Despite the known role of beta-amyloid (Aβ) in AD pathogenesis the downstream events that contribute to tau aggregation, neurotoxicity and cognitive decline still remain fundamental and poorly understood. Recently, our group reported that numerous spliceosome proteins including U1-70K aggregate in AD in close association with tau neurofibrillary tangles, but not other non-AD neurodegenerative diseases (Bai et al, PNAS, 2013).
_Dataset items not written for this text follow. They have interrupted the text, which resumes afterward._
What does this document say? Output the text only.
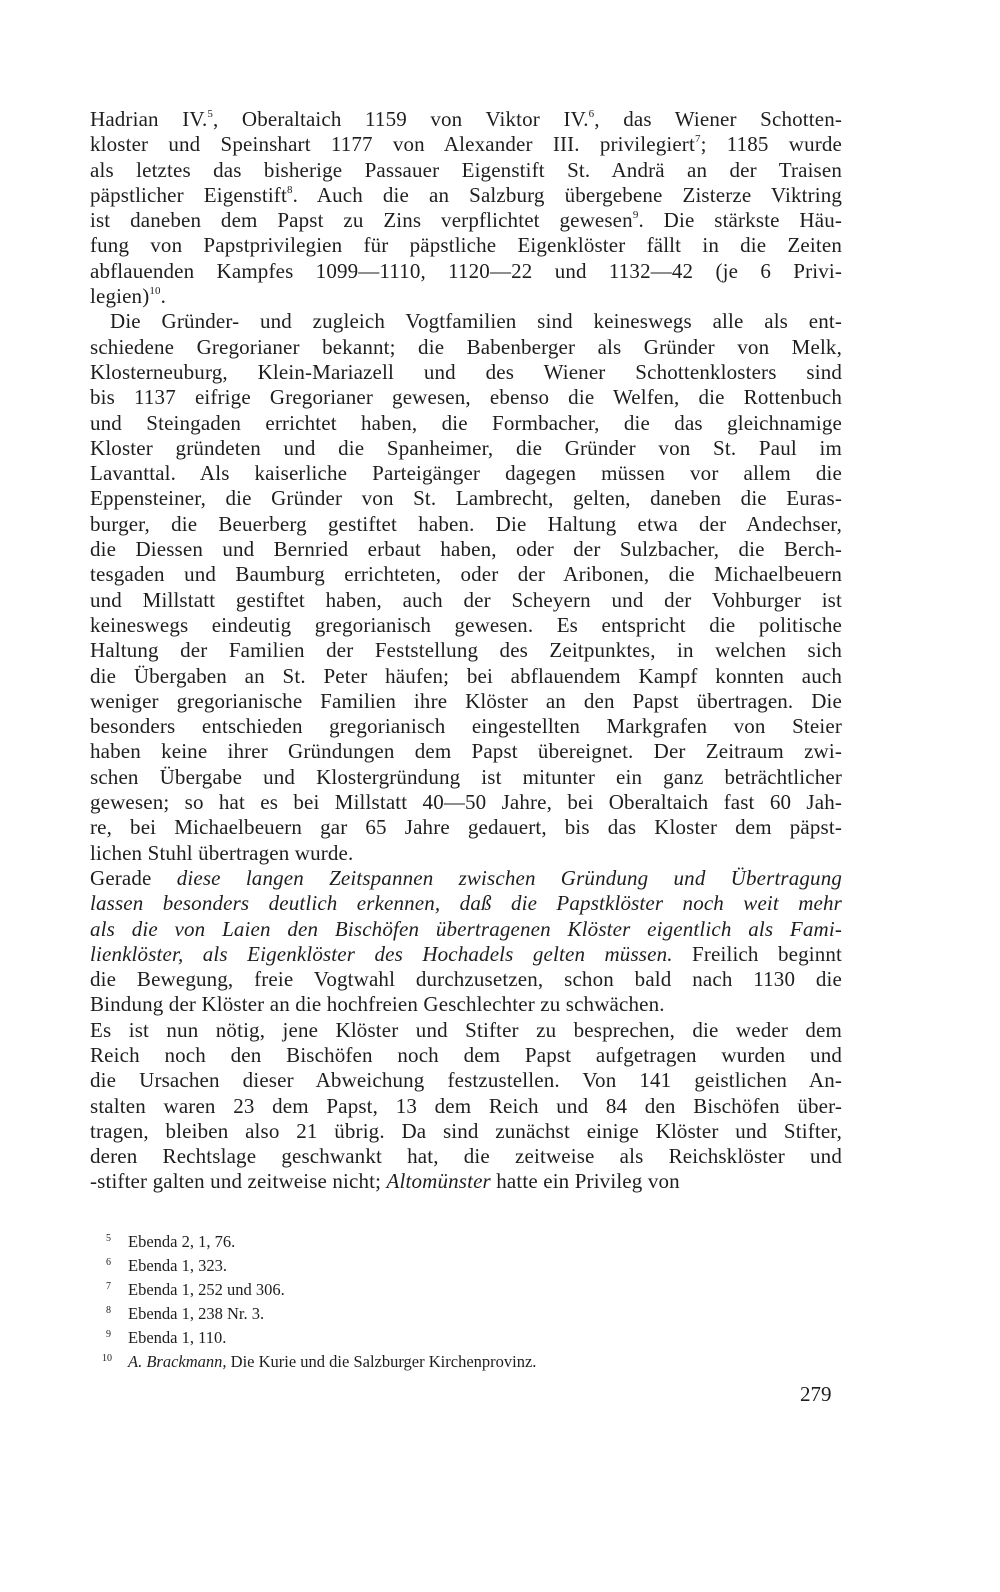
Hadrian IV.$^5$, Oberaltaich 1159 von Viktor IV.$^6$, das Wiener Schotten-
kloster und Speinshart 1177 von Alexander III. privilegiert$^7$; 1185 wurde
als letztes das bisherige Passauer Eigenstift St. Andrä an der Traisen
päpstlicher Eigenstift$^8$. Auch die an Salzburg übergebene Zisterze Viktring
ist daneben dem Papst zu Zins verpflichtet gewesen$^9$. Die stärkste Häu-
fung von Papstprivilegien für päpstliche Eigenklöster fällt in die Zeiten
abflauenden Kampfes 1099—1110, 1120—22 und 1132—42 (je 6 Privi-
legien)$^{10}$.
Die Gründer- und zugleich Vogtfamilien sind keineswegs alle als ent-
schiedene Gregorianer bekannt; die Babenberger als Gründer von Melk,
Klosterneuburg, Klein-Mariazell und des Wiener Schottenklosters sind
bis 1137 eifrige Gregorianer gewesen, ebenso die Welfen, die Rottenbuch
und Steingaden errichtet haben, die Formbacher, die das gleichnamige
Kloster gründeten und die Spanheimer, die Gründer von St. Paul im
Lavanttal. Als kaiserliche Parteigänger dagegen müssen vor allem die
Eppensteiner, die Gründer von St. Lambrecht, gelten, daneben die Euras-
burger, die Beuerberg gestiftet haben. Die Haltung etwa der Andechser,
die Diessen und Bernried erbaut haben, oder der Sulzbacher, die Berch-
tesgaden und Baumburg errichteten, oder der Aribonen, die Michaelbeuern
und Millstatt gestiftet haben, auch der Scheyern und der Vohburger ist
keineswegs eindeutig gregorianisch gewesen. Es entspricht die politische
Haltung der Familien der Feststellung des Zeitpunktes, in welchen sich
die Übergaben an St. Peter häufen; bei abflauendem Kampf konnten auch
weniger gregorianische Familien ihre Klöster an den Papst übertragen. Die
besonders entschieden gregorianisch eingestellten Markgrafen von Steier
haben keine ihrer Gründungen dem Papst übereignet. Der Zeitraum zwi-
schen Übergabe und Klostergründung ist mitunter ein ganz beträchtlicher
gewesen; so hat es bei Millstatt 40—50 Jahre, bei Oberaltaich fast 60 Jah-
re, bei Michaelbeuern gar 65 Jahre gedauert, bis das Kloster dem päpst-
lichen Stuhl übertragen wurde.
Gerade diese langen Zeitspannen zwischen Gründung und Übertragung
lassen besonders deutlich erkennen, daß die Papstklöster noch weit mehr
als die von Laien den Bischöfen übertragenen Klöster eigentlich als Fami-
lienklöster, als Eigenklöster des Hochadels gelten müssen. Freilich beginnt
die Bewegung, freie Vogtwahl durchzusetzen, schon bald nach 1130 die
Bindung der Klöster an die hochfreien Geschlechter zu schwächen.
Es ist nun nötig, jene Klöster und Stifter zu besprechen, die weder dem
Reich noch den Bischöfen noch dem Papst aufgetragen wurden und
die Ursachen dieser Abweichung festzustellen. Von 141 geistlichen An-
stalten waren 23 dem Papst, 13 dem Reich und 84 den Bischöfen über-
tragen, bleiben also 21 übrig. Da sind zunächst einige Klöster und Stifter,
deren Rechtslage geschwankt hat, die zeitweise als Reichsklöster und
-stifter galten und zeitweise nicht; Altomünster hatte ein Privileg von
5 Ebenda 2, 1, 76.
6 Ebenda 1, 323.
7 Ebenda 1, 252 und 306.
8 Ebenda 1, 238 Nr. 3.
9 Ebenda 1, 110.
10 A. Brackmann, Die Kurie und die Salzburger Kirchenprovinz.
279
Unspliced RNA species were also found significantly elevated in AD brain, further supporting the role of spliceosome loss-of-function in AD. Aggregates of U1-70K and other core members of the U1 small ribonucleoprotein (U1 snRNP) complex are also observed in familial cases of AD caused by mutations in amyloid precursor protein (APP), which strongly links Aβ deposition with U1 snRNP aggregation (Hales et al, Mol. Neurodegeneration 2014). Given the critical role of the U1 spliceosome in regulation of 98 percent of RNA splicing events, and the large scale RNA splicing deficits in AD brain, better understanding of U1 snRNP dysfunction may reveal new signaling mechanisms linking Aβ to tau aggregation in AD. Our recent evidence indicates that intrinsically disordered low complexity (LC) domains are necessary for U1-70K aggregation in AD brain (Diner et al, JBC 2014). To better understand these mechanisms, we are currently developing new mass spectrometry approaches to map post-translational modifications (PTMs) within disordered LC domains of U1-70K and other aggregated U1 snRNPs in detergent insoluble fractions in AD brain tissue. Determining how these PTMs impact pathological U1-70K and tau associations in AD may lead to new approaches that modify global splicing defects observed in AD. These studies are being performed in collaboration with Joshua Shulman (Baylor School of Medicine), James Lah (Emory University) and Chadwick Hales (Emory University).

DISCOVERY OF NOVEL PROTEOMIC TARGETS FOR TREATMENT OF ALZHEIMER'S DISEASE

One major goal of our group is to utilize quantitative proteomics methodologies to better understand the pathogenesis of Alzheimer's Disease (AD) and other neurodegenerative diseases. As part of the National Institutes of Health (NIH) Accelerating Medicines Partnership for Alzheimer’s Disease consortium (https://www.nia.nih.gov/alzheimers/amp-ad), our approach leverages the strengths of a national team of collaborating investigators and industry to couple advanced transcriptomics, proteomics and metabolomics with informatics approaches, particularly systems biology, and also employs model systems to nominate new drug targets for AD treatment. To identify novel proteomic targets, our team at Emory is processing >2,000 human postmortem brain tissues for analysis by both label-free and isobaric tagging quantitative mass spectrometry methods. Protein changes in synapses, insoluble aggregates and select post-translational modifications (PTMs), including phosphorylation and ubiquitination, will be determined. Systems biology approaches such as Weighted Co-expression Network Analysis (WGCNA) are currently being used to classify the proteome into biologically meaningful modules of co-expressed proteins linked to specific cell types, organelles, and biological pathways.

The most promising candidates will be studied for effects on neuronal viability and interactions with Aβ and tau using cell culture and drosophila models. These results and other data will drive selection of the most promising candidates to advance mouse models to assess therapeutic potential.

A PROTEOGENOMIC APPROACH TO UNDERSTANDING ALZHEIMER'S DISEASE GENETIC RISK LOCI

Recent genome wide association studies (GWAS) of Alzheimer’s Disease (AD) have identified at least 20 regions of the human genome that are linked with developing AD. Currently it is not known why these regions are associated with AD. In collaboration with Thomas Wingo (Emory Neurology), we are re-sequencing genes in and around the 20 AD GWAS loci to identify all potential risk variants. Our hypothesis is that some AD GWAS signals are due to one or more single nucleotide variants (SNVs) that introduce coding changes in the translated protein product causing instability and potential aggregation. By combining our genetic sequencing data with cutting-edge mass spectrometry we will identify encoded protein products of AD GWAS candidate genes from individuals that underwent genetic sequencing. This will allow us to ask which genetic variants associate with AD and whether those genetic variants influence the abundance or aggregation potential of proteins in postmortem brain tissue of individuals with AD. This gives us the ability to directly test whether variant containing proteins are more or less abundant or aggregation prone in carriers versus non-carriers and determine whether this contributes to AD risk.